Five- to 6-week-old female athymic nude (nu/nu) mice (Envigo) spacing is tight in this line in groups of five per cage and allowed to acclimate for a week before handling. Sterilized food and water were provided ad libitum, and animals were kept on a 12-hour light/dark cycle. Estrogen pellets were prepared in autoclaved medical beeswax packed with estrogen hormone in a biosafety cabinet and transported in sterile sealed containers. The estrogen pellets were implanted a week before the MCF7 cell line was injected to assist in MCF7 tumor growth. Once the estrogen pellet was implanted in the base of the neck by a 10-gauge needle, the neck lesion was sealed by Vetbond Tissue Adhesive to ensure the pellet stayed in place. MCF-7 cells were harvested during logarithmic growth and resuspended in a 1:1 mixture of DMEM and Matrigel (BD Biosciences). The cells were injected bilaterally into the flank using 5 × 10⁶ cells/injection in a volume of 100 μL. Mice were weighed, and tumor measurements were collected twice a week with digital calipers and recorded with the Study Director software package (Studylog Systems). When tumors reached an average volume of 200 mm³, mice were randomized to treatment with vehicle, OKI-179 60 mg/kg orally daily 5 days on, 2 days off, tamoxifen 25 mg/kg subcutaneously three times a week, or the combination of OKI-179 and tamoxifen. At the end of the study, mice were euthanized, and tumor samples were collected.

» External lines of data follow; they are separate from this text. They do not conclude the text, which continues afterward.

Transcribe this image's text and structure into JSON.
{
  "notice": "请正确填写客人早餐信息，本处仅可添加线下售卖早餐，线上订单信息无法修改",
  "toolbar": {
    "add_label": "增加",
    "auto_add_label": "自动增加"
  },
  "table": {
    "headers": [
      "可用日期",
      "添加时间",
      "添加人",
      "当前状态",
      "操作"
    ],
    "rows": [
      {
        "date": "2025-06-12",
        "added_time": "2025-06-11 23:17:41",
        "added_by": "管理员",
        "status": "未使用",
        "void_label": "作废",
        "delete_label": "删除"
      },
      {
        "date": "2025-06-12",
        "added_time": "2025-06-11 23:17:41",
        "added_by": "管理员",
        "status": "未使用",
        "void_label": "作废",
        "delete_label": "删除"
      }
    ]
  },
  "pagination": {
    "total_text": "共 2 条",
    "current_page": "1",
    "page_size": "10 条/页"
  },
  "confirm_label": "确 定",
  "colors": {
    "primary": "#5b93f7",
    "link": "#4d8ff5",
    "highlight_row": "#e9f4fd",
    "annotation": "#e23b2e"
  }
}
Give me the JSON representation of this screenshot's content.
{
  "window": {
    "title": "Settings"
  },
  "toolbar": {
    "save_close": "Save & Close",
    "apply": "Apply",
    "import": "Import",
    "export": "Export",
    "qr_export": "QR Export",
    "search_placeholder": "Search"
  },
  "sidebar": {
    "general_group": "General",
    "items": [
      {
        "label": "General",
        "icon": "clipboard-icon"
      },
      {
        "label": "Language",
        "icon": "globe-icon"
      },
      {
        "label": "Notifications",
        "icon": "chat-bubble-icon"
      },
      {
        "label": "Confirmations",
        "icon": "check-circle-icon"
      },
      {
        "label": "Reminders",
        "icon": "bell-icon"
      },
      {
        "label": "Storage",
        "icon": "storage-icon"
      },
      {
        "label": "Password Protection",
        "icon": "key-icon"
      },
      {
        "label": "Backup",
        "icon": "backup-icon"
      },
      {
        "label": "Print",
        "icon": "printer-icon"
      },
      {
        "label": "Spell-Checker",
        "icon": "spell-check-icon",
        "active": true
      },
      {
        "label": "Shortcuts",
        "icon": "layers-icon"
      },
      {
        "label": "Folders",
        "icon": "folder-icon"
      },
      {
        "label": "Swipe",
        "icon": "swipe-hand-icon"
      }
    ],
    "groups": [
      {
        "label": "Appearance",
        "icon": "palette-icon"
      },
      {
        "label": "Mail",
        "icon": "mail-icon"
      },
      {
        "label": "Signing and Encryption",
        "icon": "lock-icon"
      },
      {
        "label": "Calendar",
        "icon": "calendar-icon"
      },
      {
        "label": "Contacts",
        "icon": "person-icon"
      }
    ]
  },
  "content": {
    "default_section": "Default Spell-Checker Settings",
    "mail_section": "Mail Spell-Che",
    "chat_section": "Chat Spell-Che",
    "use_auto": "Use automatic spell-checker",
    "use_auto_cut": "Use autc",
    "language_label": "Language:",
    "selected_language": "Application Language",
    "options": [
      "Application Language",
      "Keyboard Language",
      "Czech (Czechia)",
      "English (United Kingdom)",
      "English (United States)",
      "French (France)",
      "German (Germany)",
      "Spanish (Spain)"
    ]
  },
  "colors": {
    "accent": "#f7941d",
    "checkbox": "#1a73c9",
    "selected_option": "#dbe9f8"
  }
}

Results from the proliferation, apoptosis, and cell cycle experiments were analyzed for statistical significance using GraphPad Prism 8.1 using an unpaired t test. In vivo models were analyzed with one-way ANOVA with Dunnett multiple comparison test. Log-rank (Mantel–Cox) test was used to determine significance for in vivo survival. Differences were determined to be statistically significant with P values ≤ 0.05.

All xenograft studies were performed in accordance with the NIH guidelines for the care and use of laboratory animals in a facility accredited by the American Association for Accreditation of Laboratory Animal Care with approval by the Institutional Animal Care and Use Committee prior to the initiation of experiments.

The data generated in this study are available within the article and its supplementary data files.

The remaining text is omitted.